Crypto mixers – services that exist to increase the anonymity of crypto users – are more popular than ever, while illicit addresses account for 23% of funds sent to mixers so far this year, a new report from blockchain intelligence firm Chainalysis has found.
The 23% number for these seven months of 2022 marks a rise from 12% in 2021, claims the firm.
That said, according to the report, “mixers are receiving more cryptocurrency than ever in 2022.” The use of crypto mixers has increased significantly this year, with the 30-day moving average of total value received by mixers reaching an all-time high of USD 51.8m on April 19.
The number represents roughly a doubling of the incoming volume at the same time last year, the report said.

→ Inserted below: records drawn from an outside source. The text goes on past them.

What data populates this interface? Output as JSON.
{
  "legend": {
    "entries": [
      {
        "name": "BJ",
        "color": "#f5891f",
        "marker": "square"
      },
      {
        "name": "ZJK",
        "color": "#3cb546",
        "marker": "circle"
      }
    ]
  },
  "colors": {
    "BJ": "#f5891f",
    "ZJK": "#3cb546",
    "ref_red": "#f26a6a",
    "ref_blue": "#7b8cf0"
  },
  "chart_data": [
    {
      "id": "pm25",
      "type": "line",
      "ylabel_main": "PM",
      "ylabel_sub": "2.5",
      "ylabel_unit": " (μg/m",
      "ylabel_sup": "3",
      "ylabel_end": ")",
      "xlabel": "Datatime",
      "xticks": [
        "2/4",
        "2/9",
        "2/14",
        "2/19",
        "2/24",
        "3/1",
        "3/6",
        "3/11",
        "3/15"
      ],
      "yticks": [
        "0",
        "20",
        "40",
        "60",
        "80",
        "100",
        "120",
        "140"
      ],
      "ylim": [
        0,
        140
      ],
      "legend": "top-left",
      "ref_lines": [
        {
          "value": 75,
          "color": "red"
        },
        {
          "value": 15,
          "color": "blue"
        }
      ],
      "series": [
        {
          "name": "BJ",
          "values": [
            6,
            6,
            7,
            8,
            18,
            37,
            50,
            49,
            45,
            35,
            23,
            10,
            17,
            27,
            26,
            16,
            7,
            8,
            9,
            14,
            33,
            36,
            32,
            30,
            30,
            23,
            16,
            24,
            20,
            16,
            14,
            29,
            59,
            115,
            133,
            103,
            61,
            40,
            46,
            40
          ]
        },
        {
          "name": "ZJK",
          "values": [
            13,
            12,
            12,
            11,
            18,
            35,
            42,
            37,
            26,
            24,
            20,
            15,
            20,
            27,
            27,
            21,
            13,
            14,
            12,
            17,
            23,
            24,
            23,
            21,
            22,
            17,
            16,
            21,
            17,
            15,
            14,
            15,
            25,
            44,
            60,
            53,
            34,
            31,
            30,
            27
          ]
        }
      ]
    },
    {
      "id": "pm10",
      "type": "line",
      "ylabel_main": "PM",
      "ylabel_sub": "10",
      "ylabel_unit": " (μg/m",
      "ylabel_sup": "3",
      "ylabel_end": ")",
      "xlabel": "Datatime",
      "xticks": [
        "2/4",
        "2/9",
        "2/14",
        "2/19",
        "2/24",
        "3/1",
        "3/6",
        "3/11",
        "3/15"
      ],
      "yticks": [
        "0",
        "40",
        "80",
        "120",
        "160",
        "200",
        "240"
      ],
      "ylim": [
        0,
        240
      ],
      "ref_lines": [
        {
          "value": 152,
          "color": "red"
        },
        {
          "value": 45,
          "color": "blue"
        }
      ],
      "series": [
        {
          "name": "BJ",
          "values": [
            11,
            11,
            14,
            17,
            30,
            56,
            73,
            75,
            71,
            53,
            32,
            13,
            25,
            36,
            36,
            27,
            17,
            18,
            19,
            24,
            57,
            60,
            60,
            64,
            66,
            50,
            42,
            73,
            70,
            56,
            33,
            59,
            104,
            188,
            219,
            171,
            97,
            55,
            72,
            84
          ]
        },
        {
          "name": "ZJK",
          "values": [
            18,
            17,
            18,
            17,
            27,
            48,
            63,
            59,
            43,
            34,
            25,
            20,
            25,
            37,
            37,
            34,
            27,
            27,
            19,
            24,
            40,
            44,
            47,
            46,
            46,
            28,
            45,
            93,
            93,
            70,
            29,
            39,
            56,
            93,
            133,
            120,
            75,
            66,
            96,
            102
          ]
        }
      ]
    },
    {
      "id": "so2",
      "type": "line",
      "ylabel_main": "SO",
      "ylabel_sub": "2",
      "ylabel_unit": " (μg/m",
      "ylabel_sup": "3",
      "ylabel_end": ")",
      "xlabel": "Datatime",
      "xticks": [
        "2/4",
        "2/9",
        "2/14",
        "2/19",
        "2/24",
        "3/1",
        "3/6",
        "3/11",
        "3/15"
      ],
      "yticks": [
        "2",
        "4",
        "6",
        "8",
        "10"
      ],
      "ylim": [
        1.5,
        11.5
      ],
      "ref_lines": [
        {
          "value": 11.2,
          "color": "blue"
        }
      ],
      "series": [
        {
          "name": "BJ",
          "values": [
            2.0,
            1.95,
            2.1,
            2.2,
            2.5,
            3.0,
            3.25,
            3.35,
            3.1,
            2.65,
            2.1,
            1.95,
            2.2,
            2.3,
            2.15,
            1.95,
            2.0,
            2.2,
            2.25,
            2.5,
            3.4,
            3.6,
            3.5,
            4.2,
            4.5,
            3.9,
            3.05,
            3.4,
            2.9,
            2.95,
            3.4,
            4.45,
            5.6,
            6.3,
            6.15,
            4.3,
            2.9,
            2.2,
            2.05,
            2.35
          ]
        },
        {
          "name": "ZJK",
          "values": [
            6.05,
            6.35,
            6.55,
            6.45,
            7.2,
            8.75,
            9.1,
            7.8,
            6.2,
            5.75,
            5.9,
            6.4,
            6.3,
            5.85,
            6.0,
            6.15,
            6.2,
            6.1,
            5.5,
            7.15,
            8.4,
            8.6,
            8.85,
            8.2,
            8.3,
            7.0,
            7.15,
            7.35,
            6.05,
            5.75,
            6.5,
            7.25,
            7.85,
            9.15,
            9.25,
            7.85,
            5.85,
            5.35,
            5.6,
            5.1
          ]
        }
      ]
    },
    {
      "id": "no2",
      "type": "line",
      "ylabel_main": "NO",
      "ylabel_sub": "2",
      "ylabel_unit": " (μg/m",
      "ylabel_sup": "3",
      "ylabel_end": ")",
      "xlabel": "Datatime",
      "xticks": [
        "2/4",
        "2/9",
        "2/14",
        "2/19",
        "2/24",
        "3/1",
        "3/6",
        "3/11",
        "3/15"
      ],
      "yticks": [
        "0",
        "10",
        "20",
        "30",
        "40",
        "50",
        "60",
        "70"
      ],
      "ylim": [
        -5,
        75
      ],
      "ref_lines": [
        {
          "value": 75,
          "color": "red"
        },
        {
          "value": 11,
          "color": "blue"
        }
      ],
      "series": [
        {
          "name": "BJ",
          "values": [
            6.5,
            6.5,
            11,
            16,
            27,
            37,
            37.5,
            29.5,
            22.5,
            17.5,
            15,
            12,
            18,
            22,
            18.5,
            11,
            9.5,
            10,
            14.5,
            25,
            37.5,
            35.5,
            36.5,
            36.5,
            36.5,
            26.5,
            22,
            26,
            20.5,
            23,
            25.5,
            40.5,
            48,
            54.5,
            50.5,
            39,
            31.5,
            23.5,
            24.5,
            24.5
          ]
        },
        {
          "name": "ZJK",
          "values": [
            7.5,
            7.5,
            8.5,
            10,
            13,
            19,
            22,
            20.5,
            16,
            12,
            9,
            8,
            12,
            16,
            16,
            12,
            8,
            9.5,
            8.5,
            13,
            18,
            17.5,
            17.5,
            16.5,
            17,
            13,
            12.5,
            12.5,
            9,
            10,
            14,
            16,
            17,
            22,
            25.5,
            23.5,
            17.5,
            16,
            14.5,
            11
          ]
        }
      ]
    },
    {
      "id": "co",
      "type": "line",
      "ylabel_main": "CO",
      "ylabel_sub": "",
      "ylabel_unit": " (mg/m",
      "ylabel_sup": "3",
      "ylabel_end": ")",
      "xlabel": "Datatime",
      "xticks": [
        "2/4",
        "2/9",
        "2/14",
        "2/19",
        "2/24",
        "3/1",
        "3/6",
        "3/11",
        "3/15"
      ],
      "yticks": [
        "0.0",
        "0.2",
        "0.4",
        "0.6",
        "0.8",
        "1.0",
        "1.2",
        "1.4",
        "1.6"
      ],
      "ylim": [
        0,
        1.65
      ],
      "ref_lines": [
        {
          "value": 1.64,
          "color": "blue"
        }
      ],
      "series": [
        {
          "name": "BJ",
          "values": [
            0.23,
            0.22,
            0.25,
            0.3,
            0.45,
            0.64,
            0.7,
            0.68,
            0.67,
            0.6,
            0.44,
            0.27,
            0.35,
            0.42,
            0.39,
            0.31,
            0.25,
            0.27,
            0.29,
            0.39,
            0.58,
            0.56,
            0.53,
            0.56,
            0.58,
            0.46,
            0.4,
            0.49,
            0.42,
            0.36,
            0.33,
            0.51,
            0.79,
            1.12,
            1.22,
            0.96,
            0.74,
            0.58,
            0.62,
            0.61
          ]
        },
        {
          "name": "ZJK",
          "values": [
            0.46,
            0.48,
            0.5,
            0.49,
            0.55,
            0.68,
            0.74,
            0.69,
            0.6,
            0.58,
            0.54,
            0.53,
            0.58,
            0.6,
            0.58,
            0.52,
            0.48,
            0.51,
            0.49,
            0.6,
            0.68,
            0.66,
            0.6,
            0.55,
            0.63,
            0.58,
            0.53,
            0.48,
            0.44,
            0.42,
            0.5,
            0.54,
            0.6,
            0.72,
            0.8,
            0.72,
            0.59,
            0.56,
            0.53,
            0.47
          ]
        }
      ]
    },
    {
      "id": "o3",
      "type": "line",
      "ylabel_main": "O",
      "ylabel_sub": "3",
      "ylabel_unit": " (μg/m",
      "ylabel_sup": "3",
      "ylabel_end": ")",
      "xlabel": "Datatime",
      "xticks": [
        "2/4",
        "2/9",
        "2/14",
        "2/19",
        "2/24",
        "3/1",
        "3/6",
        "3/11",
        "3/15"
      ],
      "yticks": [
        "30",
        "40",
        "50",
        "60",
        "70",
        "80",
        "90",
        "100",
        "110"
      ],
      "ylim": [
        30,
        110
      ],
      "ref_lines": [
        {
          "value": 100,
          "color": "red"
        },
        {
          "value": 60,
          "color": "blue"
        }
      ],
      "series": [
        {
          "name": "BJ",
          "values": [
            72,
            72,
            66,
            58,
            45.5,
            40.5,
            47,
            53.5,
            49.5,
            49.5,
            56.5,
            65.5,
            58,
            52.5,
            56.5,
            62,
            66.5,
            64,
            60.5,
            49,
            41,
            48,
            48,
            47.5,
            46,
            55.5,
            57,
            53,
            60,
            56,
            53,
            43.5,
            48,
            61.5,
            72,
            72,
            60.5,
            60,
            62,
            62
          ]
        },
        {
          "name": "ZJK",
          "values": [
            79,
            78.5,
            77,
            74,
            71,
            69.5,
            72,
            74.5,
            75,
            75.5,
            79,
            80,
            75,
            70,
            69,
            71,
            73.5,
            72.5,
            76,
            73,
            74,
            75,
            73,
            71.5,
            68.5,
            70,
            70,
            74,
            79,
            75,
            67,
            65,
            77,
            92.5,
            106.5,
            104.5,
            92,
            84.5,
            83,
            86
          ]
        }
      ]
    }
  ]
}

Meanwhile, a large and increasing share of the funds sent to mixers stem from activities Chainalysis defines as “illicit.” The share of mixer usage defined as illicit has nearly doubled since last year, and these activities now represent the main driver for the increase in mixer usage, Chainalysis wrote.
While there are “legitimate reasons” to use mixers – for example, financial privacy for people living under oppressive governments – said the report, “mixers’ core functionality, combined with the fact that mixers rarely if ever ask for KYC [know your customer] information, makes them naturally attractive to cybercriminals.”
It added that,
“In fact, nearly 10% of all funds sent from illicit addresses are sent to mixers — no other service type cracked a 0.3% mixer sending share.”
Major sources of the funds sent to mixers were regular centralized exchanges and decentralized finance (DeFi) protocols, the report said.
Chainalysis found that funds from “sanctioned entities” made up the majority of the illicit use of mixers in the second quarter of this year. The category includes entities that would have fit into other categories prior to being sanctioned, with the Russian darknet market Hydra pointed to as one example.
The Hydra marketplace, which was sanctioned in April 2022, accounted for 50% of all funds sent to mixers from sanctioned entities this year, the report said.
It added that the remaining 50% largely came from the two North Korean hacker groups, Lazarus Group and Blender.io.
In April this year, the US FBI claimed that the Lazarus Group was behind Axie Infinity’s Ronin Bridge hack. Furthermore, in late June, blockchain analytics firm Elliptic said it had traced funds sent through crypto mixer Tornado Cash, stolen in Harmony’s Horizon Bridge hack, and that their analysis indicates that the hack and subsequent asset laundering are consistent with activities of the Lazarus Group.
The “sanctioned entities” category in the Chainalysis’ report was followed by “stolen funds” as the second-biggest illicit user of mixer services during the quarter.
Notably, Chainalysis also argued that mixers could soon become obsolete as the firm “continues to refine the ability to demix certain mixing transactions and see users’ original source of funds.”